In HomeFed, the Chancery Court held that the controlling corporation did not satisfy this ab initio requirement because it engaged in discussions with the other corporation’s largest minority shareholder before several of the MFW conditions were in place. There are at least two important takeaways from this decision.

The relevance of a “pause” in negotiations: Attempting to show that the implementation of the MFW conditions was timely, the controlling corporation, Jefferies, argued that its initial negotiations, which began in September 2017, ended in March 2018 when it informed the other corporation, HomeFed, that it no longer wanted to pursue the merger. In Jefferies’ view, the negotiations that later occurred and resulted in a February 2019 share-exchange offer satisfied the ab initio requirement because those negotiations initiated “a separate process” that began only after the MFW conditions were in place. In rejecting this argument, the Chancery Court, highlighted the following allegations:

  • HomeFed’s board of directors never dissolved the Special Committee it appointed or repealed the resolution empowering this committee to negotiate the merger;
  • The Special Committee’s minutes referred to the March 2018 letter as a “pause” rather than the conclusion of negotiations;
  • After March 2018, Jefferies had several “substantive economic discussions” with HomeFed’s largest minority shareholder;
  • Because of these discussions, this shareholder later supported the merger under the same terms that Jefferies proposed in its September 2017 offer that resulted in the need for a Special Committee. 

Based on these factors, the court found that it was plausible that the later February 2019 offer was part of the same negotiation that initiated in September 2017. And because the process allegedly lacked some of the MFW conditions at its onset, it was plausible that Jefferies failed to satisfy the ab initio requirement. 

Accordingly, corporations considering a squeeze-out merger should carefully consider the timing of their negotiations. Although a controlling corporation may be inclined to perceive initial discussions as separate from negotiations that eventually result in a merger, HomeFed demonstrates that ab initio truly means “from the beginning.” Corporations should therefore consider ensuring that the MFW conditions are present as soon as possible. 

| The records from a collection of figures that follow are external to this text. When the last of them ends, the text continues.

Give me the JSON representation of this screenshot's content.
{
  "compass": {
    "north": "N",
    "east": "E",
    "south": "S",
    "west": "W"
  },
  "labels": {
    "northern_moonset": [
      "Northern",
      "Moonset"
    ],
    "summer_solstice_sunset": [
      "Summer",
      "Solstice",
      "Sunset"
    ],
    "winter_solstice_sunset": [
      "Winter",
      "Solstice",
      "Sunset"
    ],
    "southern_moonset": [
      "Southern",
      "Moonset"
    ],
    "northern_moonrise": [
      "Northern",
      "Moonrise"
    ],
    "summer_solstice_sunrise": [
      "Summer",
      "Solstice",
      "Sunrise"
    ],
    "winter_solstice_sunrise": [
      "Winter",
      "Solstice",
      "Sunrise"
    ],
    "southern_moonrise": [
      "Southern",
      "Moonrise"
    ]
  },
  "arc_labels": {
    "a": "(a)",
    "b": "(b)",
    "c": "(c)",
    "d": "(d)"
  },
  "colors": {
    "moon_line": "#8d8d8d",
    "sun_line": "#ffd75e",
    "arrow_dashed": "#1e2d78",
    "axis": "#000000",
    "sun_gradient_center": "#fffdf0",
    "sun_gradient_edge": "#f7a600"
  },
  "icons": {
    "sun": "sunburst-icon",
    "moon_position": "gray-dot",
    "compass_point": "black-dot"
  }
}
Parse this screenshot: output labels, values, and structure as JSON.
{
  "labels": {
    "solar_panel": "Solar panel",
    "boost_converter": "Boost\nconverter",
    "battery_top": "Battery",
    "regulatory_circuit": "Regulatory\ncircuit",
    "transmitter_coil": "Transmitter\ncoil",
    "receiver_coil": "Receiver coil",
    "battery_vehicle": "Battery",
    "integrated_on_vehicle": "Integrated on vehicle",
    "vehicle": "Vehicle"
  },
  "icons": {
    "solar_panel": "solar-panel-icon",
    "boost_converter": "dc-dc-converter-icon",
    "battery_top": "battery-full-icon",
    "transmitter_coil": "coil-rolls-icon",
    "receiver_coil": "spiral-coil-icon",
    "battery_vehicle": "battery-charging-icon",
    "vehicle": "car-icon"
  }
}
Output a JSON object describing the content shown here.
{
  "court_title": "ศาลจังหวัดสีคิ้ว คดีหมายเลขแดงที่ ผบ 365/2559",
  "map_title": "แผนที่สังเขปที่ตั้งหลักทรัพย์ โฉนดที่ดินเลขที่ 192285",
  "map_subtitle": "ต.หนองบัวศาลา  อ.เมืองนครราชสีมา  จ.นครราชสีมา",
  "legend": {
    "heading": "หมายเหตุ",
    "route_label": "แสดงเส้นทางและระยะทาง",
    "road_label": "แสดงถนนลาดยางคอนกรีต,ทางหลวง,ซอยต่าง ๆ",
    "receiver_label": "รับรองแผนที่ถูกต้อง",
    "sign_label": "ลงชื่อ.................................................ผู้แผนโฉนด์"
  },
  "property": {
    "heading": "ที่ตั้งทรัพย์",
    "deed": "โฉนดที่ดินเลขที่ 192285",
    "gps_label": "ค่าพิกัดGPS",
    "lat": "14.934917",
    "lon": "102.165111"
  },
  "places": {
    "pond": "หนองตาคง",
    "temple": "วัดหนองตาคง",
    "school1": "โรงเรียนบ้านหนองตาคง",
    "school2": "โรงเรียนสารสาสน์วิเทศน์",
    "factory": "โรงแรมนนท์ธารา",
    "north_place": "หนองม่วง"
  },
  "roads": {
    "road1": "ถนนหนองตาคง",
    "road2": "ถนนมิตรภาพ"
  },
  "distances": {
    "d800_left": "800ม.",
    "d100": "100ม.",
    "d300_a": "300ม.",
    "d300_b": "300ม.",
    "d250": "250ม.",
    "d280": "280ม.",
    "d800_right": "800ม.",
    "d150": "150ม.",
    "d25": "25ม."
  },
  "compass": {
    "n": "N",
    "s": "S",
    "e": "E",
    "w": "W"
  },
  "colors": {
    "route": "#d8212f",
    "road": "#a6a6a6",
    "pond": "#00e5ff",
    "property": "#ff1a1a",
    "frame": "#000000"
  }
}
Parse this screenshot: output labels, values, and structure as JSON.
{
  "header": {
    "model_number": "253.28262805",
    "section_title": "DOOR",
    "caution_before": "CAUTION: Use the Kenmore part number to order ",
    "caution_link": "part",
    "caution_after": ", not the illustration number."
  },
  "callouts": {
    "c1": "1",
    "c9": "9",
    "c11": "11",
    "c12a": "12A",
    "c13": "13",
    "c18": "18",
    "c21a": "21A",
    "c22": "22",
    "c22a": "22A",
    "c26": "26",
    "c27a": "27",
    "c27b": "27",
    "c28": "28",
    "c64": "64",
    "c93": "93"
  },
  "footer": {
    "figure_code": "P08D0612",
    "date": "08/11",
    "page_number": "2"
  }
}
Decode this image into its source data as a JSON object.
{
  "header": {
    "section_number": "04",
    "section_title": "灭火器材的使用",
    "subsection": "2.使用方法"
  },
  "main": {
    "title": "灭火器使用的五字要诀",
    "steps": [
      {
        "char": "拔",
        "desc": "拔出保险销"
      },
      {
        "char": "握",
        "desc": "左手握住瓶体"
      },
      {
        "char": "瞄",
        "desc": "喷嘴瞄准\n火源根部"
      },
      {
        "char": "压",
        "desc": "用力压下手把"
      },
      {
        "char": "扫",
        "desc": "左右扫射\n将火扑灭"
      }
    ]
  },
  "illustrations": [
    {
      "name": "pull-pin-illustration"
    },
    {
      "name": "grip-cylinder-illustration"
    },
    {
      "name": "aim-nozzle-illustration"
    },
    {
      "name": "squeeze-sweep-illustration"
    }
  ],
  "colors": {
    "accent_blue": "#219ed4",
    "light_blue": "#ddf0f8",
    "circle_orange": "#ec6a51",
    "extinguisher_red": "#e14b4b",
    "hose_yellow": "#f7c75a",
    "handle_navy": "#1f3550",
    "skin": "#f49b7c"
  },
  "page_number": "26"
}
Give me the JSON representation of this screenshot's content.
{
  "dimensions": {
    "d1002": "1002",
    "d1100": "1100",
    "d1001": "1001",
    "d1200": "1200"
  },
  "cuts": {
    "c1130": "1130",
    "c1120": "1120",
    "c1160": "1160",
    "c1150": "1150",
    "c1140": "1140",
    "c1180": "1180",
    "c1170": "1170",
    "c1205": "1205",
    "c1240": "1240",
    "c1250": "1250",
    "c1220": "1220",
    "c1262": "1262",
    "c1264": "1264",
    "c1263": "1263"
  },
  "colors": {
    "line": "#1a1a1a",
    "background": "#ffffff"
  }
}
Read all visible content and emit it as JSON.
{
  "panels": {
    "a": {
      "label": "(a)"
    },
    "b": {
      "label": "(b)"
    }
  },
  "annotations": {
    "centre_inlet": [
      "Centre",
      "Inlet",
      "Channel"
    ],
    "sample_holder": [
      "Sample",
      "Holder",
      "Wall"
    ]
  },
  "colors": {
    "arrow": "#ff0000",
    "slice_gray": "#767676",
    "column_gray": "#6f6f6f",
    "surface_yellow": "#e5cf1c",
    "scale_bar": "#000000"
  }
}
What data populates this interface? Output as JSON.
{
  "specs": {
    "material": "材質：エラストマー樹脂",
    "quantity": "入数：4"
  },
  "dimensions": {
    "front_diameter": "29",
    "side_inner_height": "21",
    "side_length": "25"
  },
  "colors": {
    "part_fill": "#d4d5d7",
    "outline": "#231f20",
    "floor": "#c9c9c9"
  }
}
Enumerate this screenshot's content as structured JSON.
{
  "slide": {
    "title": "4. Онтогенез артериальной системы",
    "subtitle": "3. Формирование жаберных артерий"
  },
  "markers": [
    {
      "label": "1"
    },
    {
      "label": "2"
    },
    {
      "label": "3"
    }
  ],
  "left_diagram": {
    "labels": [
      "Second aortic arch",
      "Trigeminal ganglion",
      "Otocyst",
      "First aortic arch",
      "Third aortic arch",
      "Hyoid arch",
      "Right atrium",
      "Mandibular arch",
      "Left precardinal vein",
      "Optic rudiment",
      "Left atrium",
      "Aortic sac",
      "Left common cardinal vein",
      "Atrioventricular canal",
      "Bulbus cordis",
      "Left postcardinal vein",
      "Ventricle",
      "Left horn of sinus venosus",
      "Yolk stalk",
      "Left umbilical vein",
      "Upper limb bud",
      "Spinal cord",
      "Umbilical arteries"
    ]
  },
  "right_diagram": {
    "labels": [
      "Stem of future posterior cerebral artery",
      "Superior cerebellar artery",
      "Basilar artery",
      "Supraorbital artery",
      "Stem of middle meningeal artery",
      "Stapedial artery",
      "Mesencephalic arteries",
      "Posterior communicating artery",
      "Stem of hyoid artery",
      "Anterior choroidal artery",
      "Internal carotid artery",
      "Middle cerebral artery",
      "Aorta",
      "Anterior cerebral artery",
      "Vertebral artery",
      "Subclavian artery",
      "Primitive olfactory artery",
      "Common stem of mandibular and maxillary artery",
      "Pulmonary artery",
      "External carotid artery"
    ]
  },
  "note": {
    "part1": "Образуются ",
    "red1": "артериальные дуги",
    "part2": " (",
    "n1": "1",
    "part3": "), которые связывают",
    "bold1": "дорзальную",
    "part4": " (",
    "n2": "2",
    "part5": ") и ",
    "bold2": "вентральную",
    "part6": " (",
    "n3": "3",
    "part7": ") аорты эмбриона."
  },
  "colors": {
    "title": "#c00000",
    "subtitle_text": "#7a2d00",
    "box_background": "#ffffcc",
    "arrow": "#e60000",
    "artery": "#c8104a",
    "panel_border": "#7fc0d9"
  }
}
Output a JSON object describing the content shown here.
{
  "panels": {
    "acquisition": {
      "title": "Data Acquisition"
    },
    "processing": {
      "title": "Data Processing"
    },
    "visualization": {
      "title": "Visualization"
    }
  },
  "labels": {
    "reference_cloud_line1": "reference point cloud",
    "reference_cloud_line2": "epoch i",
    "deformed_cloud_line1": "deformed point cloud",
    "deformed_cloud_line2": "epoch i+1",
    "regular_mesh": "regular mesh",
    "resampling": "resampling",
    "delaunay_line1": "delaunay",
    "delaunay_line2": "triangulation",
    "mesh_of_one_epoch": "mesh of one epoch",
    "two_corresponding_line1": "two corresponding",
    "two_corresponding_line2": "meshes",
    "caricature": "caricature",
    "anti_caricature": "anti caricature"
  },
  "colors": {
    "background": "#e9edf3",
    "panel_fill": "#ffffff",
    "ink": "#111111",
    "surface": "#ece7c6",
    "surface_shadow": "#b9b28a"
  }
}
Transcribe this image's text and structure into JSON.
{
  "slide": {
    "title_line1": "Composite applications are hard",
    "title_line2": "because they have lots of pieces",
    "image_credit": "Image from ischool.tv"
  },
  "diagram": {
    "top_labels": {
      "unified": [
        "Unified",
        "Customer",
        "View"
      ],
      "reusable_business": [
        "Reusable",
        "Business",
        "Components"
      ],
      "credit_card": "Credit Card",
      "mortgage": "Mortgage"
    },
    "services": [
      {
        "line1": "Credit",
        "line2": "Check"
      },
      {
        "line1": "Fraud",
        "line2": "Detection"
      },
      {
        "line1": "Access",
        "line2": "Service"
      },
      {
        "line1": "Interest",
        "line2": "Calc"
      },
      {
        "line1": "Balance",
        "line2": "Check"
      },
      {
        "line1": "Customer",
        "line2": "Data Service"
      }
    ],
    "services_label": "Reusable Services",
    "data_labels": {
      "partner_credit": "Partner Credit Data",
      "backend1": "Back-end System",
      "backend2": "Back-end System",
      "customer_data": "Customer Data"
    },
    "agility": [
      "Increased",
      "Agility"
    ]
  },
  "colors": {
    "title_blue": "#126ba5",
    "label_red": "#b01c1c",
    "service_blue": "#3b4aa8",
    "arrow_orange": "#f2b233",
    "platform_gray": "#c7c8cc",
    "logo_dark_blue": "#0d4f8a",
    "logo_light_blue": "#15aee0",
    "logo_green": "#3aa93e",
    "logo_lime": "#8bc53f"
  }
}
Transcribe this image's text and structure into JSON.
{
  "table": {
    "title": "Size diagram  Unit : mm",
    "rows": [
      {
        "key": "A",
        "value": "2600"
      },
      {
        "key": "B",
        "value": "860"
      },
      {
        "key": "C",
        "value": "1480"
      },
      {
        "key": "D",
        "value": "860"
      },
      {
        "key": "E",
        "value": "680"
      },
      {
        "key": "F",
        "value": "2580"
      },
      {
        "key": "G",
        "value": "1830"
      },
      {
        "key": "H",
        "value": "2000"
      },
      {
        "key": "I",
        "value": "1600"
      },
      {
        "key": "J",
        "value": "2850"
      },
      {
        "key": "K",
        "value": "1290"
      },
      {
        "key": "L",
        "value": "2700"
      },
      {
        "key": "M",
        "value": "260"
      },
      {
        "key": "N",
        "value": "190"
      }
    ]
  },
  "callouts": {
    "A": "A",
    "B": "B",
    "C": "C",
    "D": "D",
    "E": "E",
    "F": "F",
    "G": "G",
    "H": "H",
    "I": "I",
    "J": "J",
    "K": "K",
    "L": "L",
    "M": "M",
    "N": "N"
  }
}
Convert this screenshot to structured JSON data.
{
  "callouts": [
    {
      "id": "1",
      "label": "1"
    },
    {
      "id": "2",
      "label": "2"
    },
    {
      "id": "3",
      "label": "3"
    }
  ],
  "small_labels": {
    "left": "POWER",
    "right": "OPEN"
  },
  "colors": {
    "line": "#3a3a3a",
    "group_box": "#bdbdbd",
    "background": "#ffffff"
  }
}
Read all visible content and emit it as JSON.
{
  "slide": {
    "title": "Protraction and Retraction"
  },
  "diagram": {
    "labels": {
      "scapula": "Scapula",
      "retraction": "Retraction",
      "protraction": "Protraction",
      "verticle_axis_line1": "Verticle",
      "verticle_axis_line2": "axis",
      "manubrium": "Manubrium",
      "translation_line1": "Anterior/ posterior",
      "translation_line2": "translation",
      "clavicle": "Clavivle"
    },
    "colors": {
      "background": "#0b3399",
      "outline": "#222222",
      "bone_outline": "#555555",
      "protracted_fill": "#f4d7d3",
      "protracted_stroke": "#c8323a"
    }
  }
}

Discussions with minority shareholders: The court separately held that, regardless of whether the February 2019 offer initiated a new negotiation independent of the initial September 2017 offer, the later “starting” date did not comply with the MFW conditions. The court again highlighted that Jefferies had engaged in “substantive economic negotiations” with HomeFed’s largest minority shareholder. In so holding, the court rejected Jefferies’ argument that these discussions were “preliminary” and involved only “an unaffiliated minority stockholder with no ability or authority to bind the corporation or any other stockholder.” The court reasoned that these discussions were substantial because Jefferies later cited the minority shareholder’s support for the proposed share-exchange ratio in rejecting the Special Committee’s fixed-value counteroffer and thus concerned “the key economic term of the [merger]—price.”

Similarly, the court determined that it was inconsequential that these discussions took place before the Special Committee invoked the MFW conditions. The purpose of these conditions, the court explained, is to ensure that the controlling corporation negotiates “with an independent and adequately empowered” committee of directors. This goal is undermined if the controlling corporation “preemptively” negotiates with the other corporation’s shareholders.  

This decision thus demonstrates how strictly the Chancery Court construes the ab initio requirement and counsels for a cautious approach to any communications related to a squeeze-out merger.